Rate cuts apart, the RBI must be more realistic in its projections for various macro indicators this time around. The last annual policy released in May 2011 saw the RBI setting and missing its forecasts. Table 1 shows RBI forecasts set in the annual policy for 2011-12 and the actuals.
RBI has been revising its forecasts throughout fiscal 2011-12 but the fact is that RBI’s policy stance and its forecasts have not been in sync with each other. The fact that RBI was maintaining an extremely tight monetary stance should have made the central bank show lower GDP growth and lower monetary aggregates growth. At the end of fiscal 2011-12, inflation was higher than estimates and GDP growth, broad money supply (M3), credit growth and deposit growth were down sharply against estimates.
It is true that forecasting is an imperfect science and no forecaster has got it right so far on a sustained basis.

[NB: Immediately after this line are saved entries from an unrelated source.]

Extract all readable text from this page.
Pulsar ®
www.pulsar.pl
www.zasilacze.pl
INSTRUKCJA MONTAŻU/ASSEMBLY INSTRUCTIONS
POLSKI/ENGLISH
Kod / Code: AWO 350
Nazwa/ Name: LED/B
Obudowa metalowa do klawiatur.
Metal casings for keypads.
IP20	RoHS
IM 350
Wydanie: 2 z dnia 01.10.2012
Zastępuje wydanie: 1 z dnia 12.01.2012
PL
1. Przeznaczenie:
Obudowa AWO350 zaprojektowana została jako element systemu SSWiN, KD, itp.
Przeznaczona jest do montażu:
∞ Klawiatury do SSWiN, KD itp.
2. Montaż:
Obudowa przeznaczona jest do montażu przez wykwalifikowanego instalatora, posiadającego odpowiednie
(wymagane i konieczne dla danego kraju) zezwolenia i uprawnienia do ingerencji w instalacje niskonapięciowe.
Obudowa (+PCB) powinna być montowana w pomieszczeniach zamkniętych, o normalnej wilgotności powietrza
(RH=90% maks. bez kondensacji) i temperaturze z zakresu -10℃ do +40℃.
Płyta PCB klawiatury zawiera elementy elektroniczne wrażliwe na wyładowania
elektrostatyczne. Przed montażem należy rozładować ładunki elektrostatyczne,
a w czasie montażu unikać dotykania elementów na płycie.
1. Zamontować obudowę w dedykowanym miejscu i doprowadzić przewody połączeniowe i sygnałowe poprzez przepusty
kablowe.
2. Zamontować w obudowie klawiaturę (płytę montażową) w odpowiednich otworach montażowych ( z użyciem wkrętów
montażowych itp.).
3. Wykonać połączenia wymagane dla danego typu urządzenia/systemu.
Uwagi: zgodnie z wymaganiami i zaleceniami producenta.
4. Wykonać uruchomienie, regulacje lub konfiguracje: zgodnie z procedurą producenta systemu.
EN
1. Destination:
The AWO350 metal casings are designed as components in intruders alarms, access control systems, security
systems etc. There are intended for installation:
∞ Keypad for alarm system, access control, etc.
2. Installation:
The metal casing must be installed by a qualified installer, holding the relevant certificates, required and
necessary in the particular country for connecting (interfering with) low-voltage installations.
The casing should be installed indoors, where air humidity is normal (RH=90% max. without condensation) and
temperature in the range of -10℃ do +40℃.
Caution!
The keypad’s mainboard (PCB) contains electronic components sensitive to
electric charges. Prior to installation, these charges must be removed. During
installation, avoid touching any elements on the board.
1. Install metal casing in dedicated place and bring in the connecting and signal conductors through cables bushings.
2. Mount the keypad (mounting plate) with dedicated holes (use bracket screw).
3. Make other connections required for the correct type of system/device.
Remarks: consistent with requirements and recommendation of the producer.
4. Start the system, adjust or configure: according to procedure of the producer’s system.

However there has to be some correlation between policy actions and forecasts. Last year even as the repo rate was being increased sharply higher, growth estimates and estimates of monetary aggregates of (M3), deposit and credit growth lagged. The RBI in fact had to cut the CRR (Cash Reserve Ratio) to ease liquidity in the system as monetary aggregates trailed estimates.

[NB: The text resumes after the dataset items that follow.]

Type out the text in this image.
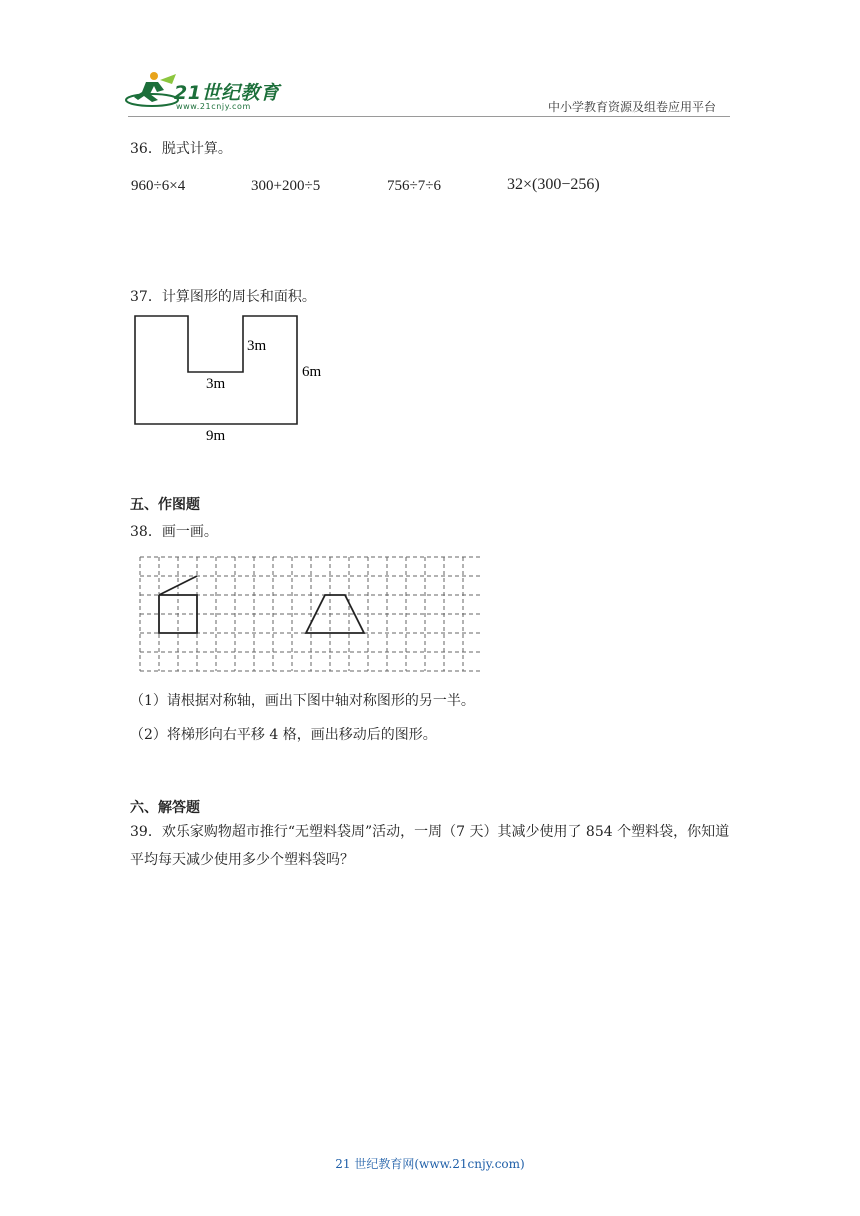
21世纪教育
www.21cnjy.com	中小学教育资源及组卷应用平台
36．脱式计算。
960÷6×4	300+200÷5	756÷7÷6	32×(300−256)
37．计算图形的周长和面积。
3m
3m
6m
9m
五、作图题
38．画一画。
（1）请根据对称轴，画出下图中轴对称图形的另一半。
（2）将梯形向右平移 4 格，画出移动后的图形。
六、解答题
39．欢乐家购物超市推行“无塑料袋周”活动，一周（7 天）其减少使用了 854 个塑料袋，你知道平均每天减少使用多少个塑料袋吗？
21 世纪教育网(www.21cnjy.com)
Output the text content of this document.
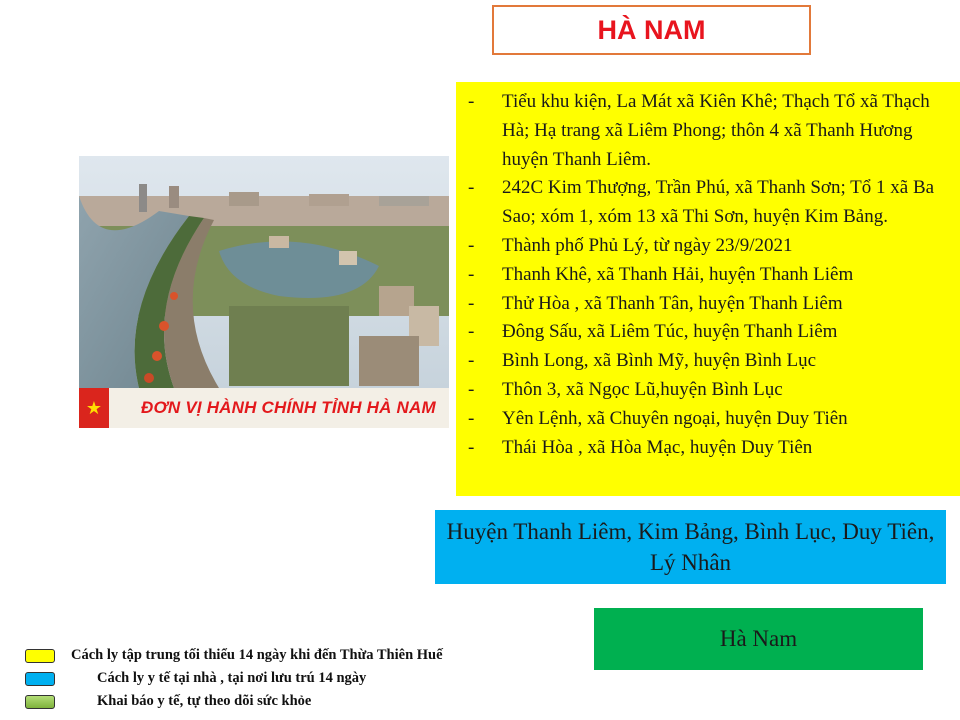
HÀ NAM
★	ĐƠN VỊ HÀNH CHÍNH TỈNH HÀ NAM
- Tiểu khu kiện, La Mát xã Kiên Khê; Thạch Tổ xã Thạch Hà; Hạ trang xã Liêm Phong; thôn 4 xã Thanh Hương huyện Thanh Liêm.
- 242C Kim Thượng, Trần Phú, xã Thanh Sơn; Tổ 1 xã Ba Sao; xóm 1, xóm 13 xã Thi Sơn, huyện Kim Bảng.
- Thành phố Phủ Lý, từ ngày 23/9/2021
- Thanh Khê, xã Thanh Hải, huyện Thanh Liêm
- Thử Hòa , xã Thanh Tân, huyện Thanh Liêm
- Đông Sấu, xã Liêm Túc, huyện Thanh Liêm
- Bình Long, xã Bình Mỹ, huyện Bình Lục
- Thôn 3, xã Ngọc Lũ,huyện Bình Lục
- Yên Lệnh, xã Chuyên ngoại, huyện Duy Tiên
- Thái Hòa , xã Hòa Mạc, huyện Duy Tiên
Huyện Thanh Liêm, Kim Bảng, Bình Lục, Duy Tiên, Lý Nhân
Hà Nam
Cách ly tập trung tối thiểu 14 ngày khi đến Thừa Thiên Huế
Cách ly y tế tại nhà , tại nơi lưu trú 14 ngày
Khai báo y tế, tự theo dõi sức khỏe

What should be the projections for 2012-13?
On the assumption that RBI will ease the policy rate of repo by at least 100bps in 2012-13 and maintain an accommodative monetary stance, the projections for macro and monetary aggregates should be higher. The assumption for maintaining a soft policy stance is that inflation is not a big threat to the economy and the bigger threat is slowing economic growth. RBI can take a leaf out of the US Federal Reserve’s (Fed’s) book, which has placed more importance to growth and has pledged to keep monetary policy ultra loose till late 2014 even as inflation is expected to remain at below tolerance levels. India has its own problems and hence not fully comparable with the US, but the fact is that the monetary policy goal for the Fed is clear and RBI should also have a clear cut policy stance.
Table 1. shows the expected projections by the RBI for the macro and monetary aggregates. Consistent with its accommodative policy, GDP growth and monetary aggregates are projected higher. Inflation should not be expected to go down sharply as policy is accommodative and oil prices are still ruling at higher levels. However given the below trend growth forecasts, the issue in the economy is of weakening aggregate demand and this drop in demand will keep inflation in check. If inflation does trend down sharply, RBI will have room to cut policy rates sharply.
RBI should not be expected to stick to its forecasts throughout the year but forecasts should broadly be in line with policy actions rather than policy actions being driven by forecasts going wrong.